„Linksfaschismus“ nach Jürgen Habermas

(Juni 2024 auf FB:) „Verständigungsorientiertes Handeln“ (1) ist ein zentraler Begriff von Jürgen Habermas. Auch hat Habermas den alten Begriff Linksfaschismus (2) wesentlich mitgeprägt.

(1) Zum ersteren Begriff:
wie passt Verständigungsorientierung im politischen Handeln mit dem heute verhärteten Schimpfwort Putinversteher zusammen?

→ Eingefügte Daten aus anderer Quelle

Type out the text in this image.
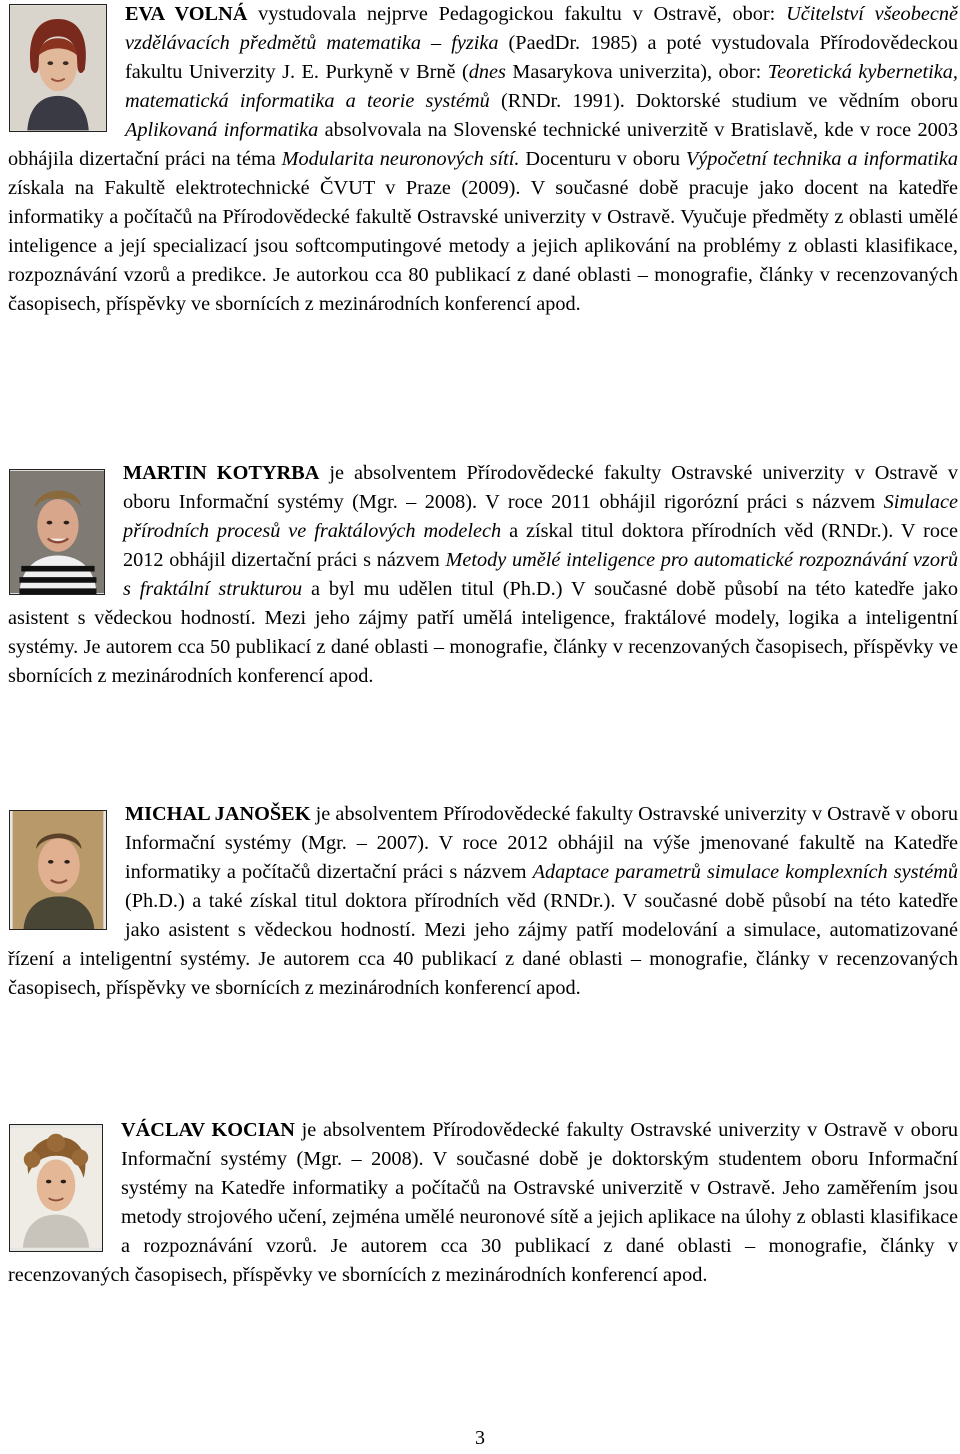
EVA VOLNÁ vystudovala nejprve Pedagogickou fakultu v Ostravě, obor: Učitelství všeobecně vzdělávacích předmětů matematika – fyzika (PaedDr. 1985) a poté vystudovala Přírodovědeckou fakultu Univerzity J. E. Purkyně v Brně (dnes Masarykova univerzita), obor: Teoretická kybernetika, matematická informatika a teorie systémů (RNDr. 1991). Doktorské studium ve vědním oboru Aplikovaná informatika absolvovala na Slovenské technické univerzitě v Bratislavě, kde v roce 2003 obhájila dizertační práci na téma Modularita neuronových sítí. Docenturu v oboru Výpočetní technika a informatika získala na Fakultě elektrotechnické ČVUT v Praze (2009). V současné době pracuje jako docent na katedře informatiky a počítačů na Přírodovědecké fakultě Ostravské univerzity v Ostravě. Vyučuje předměty z oblasti umělé inteligence a její specializací jsou softcomputingové metody a jejich aplikování na problémy z oblasti klasifikace, rozpoznávání vzorů a predikce. Je autorkou cca 80 publikací z dané oblasti – monografie, články v recenzovaných časopisech, příspěvky ve sbornících z mezinárodních konferencí apod.
MARTIN KOTYRBA je absolventem Přírodovědecké fakulty Ostravské univerzity v Ostravě v oboru Informační systémy (Mgr. – 2008). V roce 2011 obhájil rigorózní práci s názvem Simulace přírodních procesů ve fraktálových modelech a získal titul doktora přírodních věd (RNDr.). V roce 2012 obhájil dizertační práci s názvem Metody umělé inteligence pro automatické rozpoznávání vzorů s fraktální strukturou a byl mu udělen titul (Ph.D.) V současné době působí na této katedře jako asistent s vědeckou hodností. Mezi jeho zájmy patří umělá inteligence, fraktálové modely, logika a inteligentní systémy. Je autorem cca 50 publikací z dané oblasti – monografie, články v recenzovaných časopisech, příspěvky ve sbornících z mezinárodních konferencí apod.
MICHAL JANOŠEK je absolventem Přírodovědecké fakulty Ostravské univerzity v Ostravě v oboru Informační systémy (Mgr. – 2007). V roce 2012 obhájil na výše jmenované fakultě na Katedře informatiky a počítačů dizertační práci s názvem Adaptace parametrů simulace komplexních systémů (Ph.D.) a také získal titul doktora přírodních věd (RNDr.). V současné době působí na této katedře jako asistent s vědeckou hodností. Mezi jeho zájmy patří modelování a simulace, automatizované řízení a inteligentní systémy. Je autorem cca 40 publikací z dané oblasti – monografie, články v recenzovaných časopisech, příspěvky ve sbornících z mezinárodních konferencí apod.
VÁCLAV KOCIAN je absolventem Přírodovědecké fakulty Ostravské univerzity v Ostravě v oboru Informační systémy (Mgr. – 2008). V současné době je doktorským studentem oboru Informační systémy na Katedře informatiky a počítačů na Ostravské univerzitě v Ostravě. Jeho zaměřením jsou metody strojového učení, zejména umělé neuronové sítě a jejich aplikace na úlohy z oblasti klasifikace a rozpoznávání vzorů. Je autorem cca 30 publikací z dané oblasti – monografie, články v recenzovaných časopisech, příspěvky ve sbornících z mezinárodních konferencí apod.
3
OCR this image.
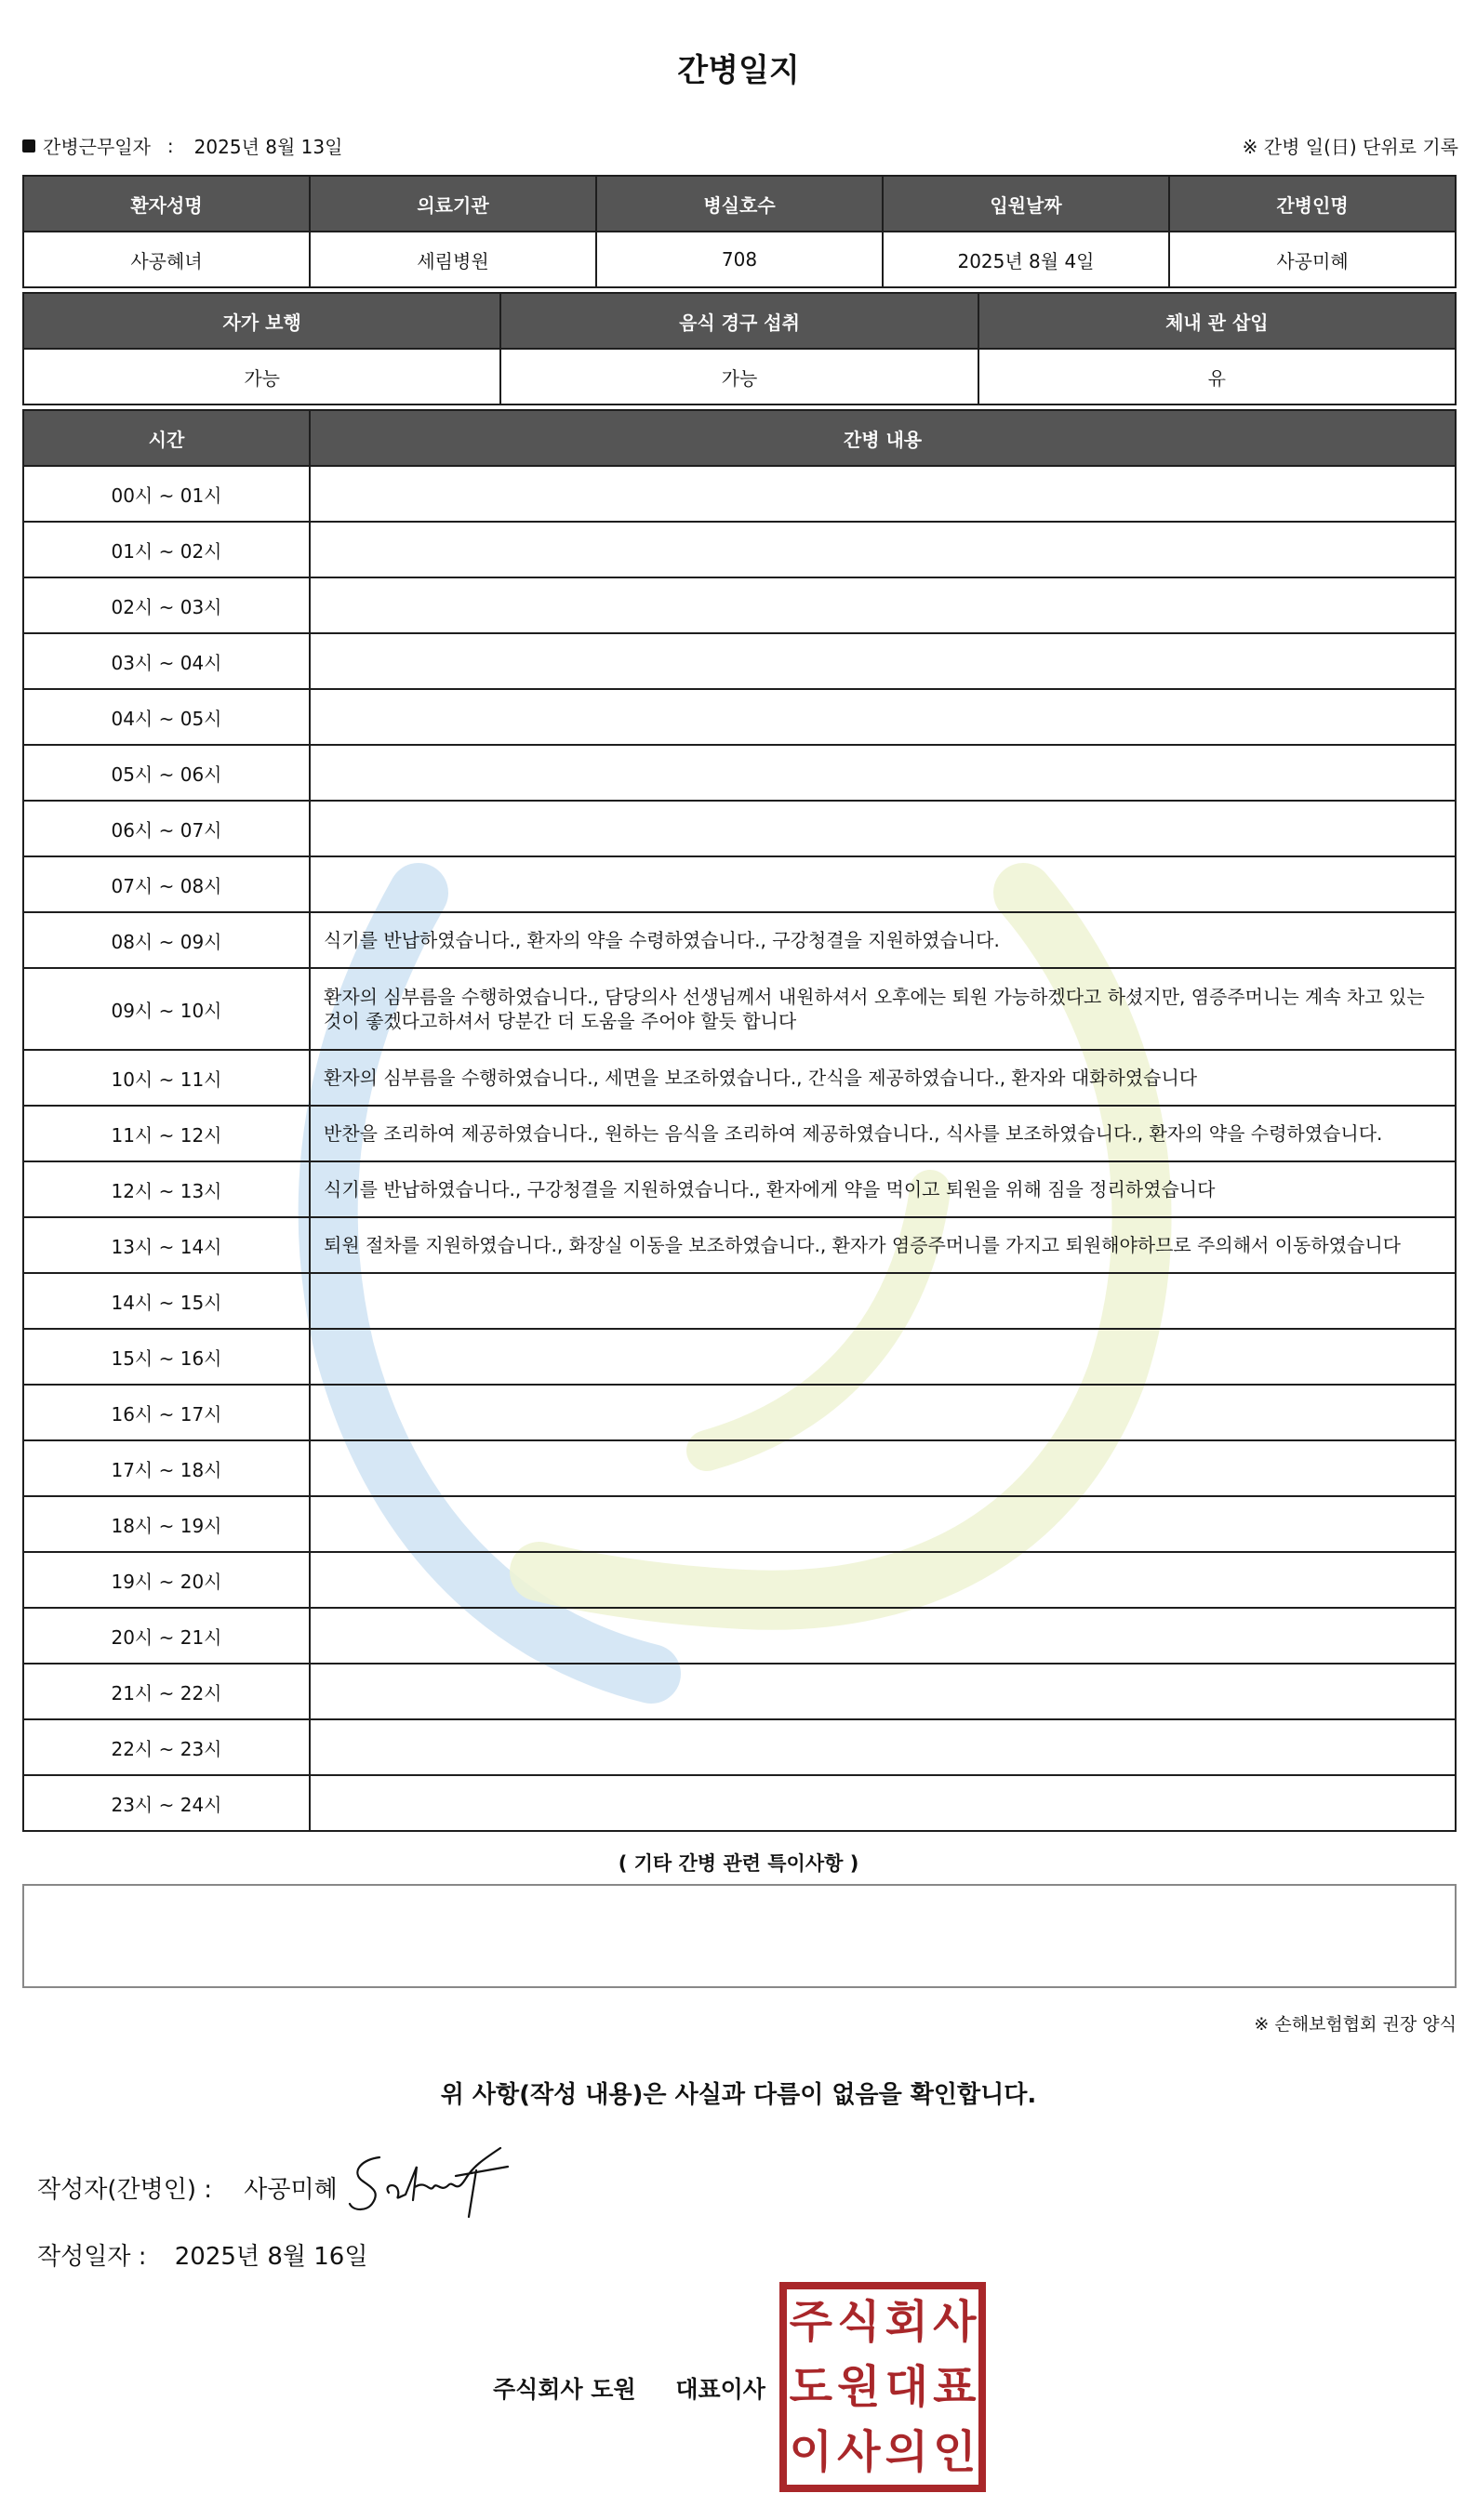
간병일지
간병근무일자 : 2025년 8월 13일	※ 간병 일(日) 단위로 기록
환자성명	의료기관	병실호수	입원날짜	간병인명
사공혜녀	세림병원	708	2025년 8월 4일	사공미혜
자가 보행	음식 경구 섭취	체내 관 삽입
가능	가능	유
시간	간병 내용
00시 ~ 01시	
01시 ~ 02시	
02시 ~ 03시	
03시 ~ 04시	
04시 ~ 05시	
05시 ~ 06시	
06시 ~ 07시	
07시 ~ 08시	
08시 ~ 09시	식기를 반납하였습니다., 환자의 약을 수령하였습니다., 구강청결을 지원하였습니다.
09시 ~ 10시	환자의 심부름을 수행하였습니다., 담당의사 선생님께서 내원하셔서 오후에는 퇴원 가능하겠다고 하셨지만, 염증주머니는 계속 차고 있는 것이 좋겠다고하셔서 당분간 더 도움을 주어야 할듯 합니다
10시 ~ 11시	환자의 심부름을 수행하였습니다., 세면을 보조하였습니다., 간식을 제공하였습니다., 환자와 대화하였습니다
11시 ~ 12시	반찬을 조리하여 제공하였습니다., 원하는 음식을 조리하여 제공하였습니다., 식사를 보조하였습니다., 환자의 약을 수령하였습니다.
12시 ~ 13시	식기를 반납하였습니다., 구강청결을 지원하였습니다., 환자에게 약을 먹이고 퇴원을 위해 짐을 정리하였습니다
13시 ~ 14시	퇴원 절차를 지원하였습니다., 화장실 이동을 보조하였습니다., 환자가 염증주머니를 가지고 퇴원해야하므로 주의해서 이동하였습니다
14시 ~ 15시	
15시 ~ 16시	
16시 ~ 17시	
17시 ~ 18시	
18시 ~ 19시	
19시 ~ 20시	
20시 ~ 21시	
21시 ~ 22시	
22시 ~ 23시	
23시 ~ 24시	
( 기타 간병 관련 특이사항 )
※ 손해보험협회 권장 양식
위 사항(작성 내용)은 사실과 다름이 없음을 확인합니다.
작성자(간병인) : 사공미혜
작성일자 : 2025년 8월 16일
주식회사 도원 대표이사
주 식 회 사
도 원 대 표
이 사 의 인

Ist das eine Art Verständigungs- und Verstehensverbot, cancel culture des Verstehens und der Verständigung?

Wenn man ernsthaft einen Konflikt friedlich lösen will, muss man nicht gerade dann versuchen, seinen Feind, seine Motive etc zu verstehen, denn doch nur so kann man mit echten Verhandlungs- Bedingungen auf ihn zugehen? Wenn man dann aber sofort zB als Putinversteher diffamiert wird, ja, dann will man vermutlich gar keine friedliche Lösung der Verständigung – sondern nichts als Krieg?

(2) Jürgen Habermas hat den Begriff Linksfaschismus interessanter Weise im Zusammenhang mit „linken Militarismus“ und gewaltbereiten „linksterrorismus“ (wie zB bei der RAF) gewählt und so entschieden mitgeprägt:

Der Philosoph und Soziologe Jürgen Habermas warnte 1967 vor einem „linken Faschismus“ der APO, der eine Gewalteskalation fördern und rechtfertigen könne.“ (Wikipedia)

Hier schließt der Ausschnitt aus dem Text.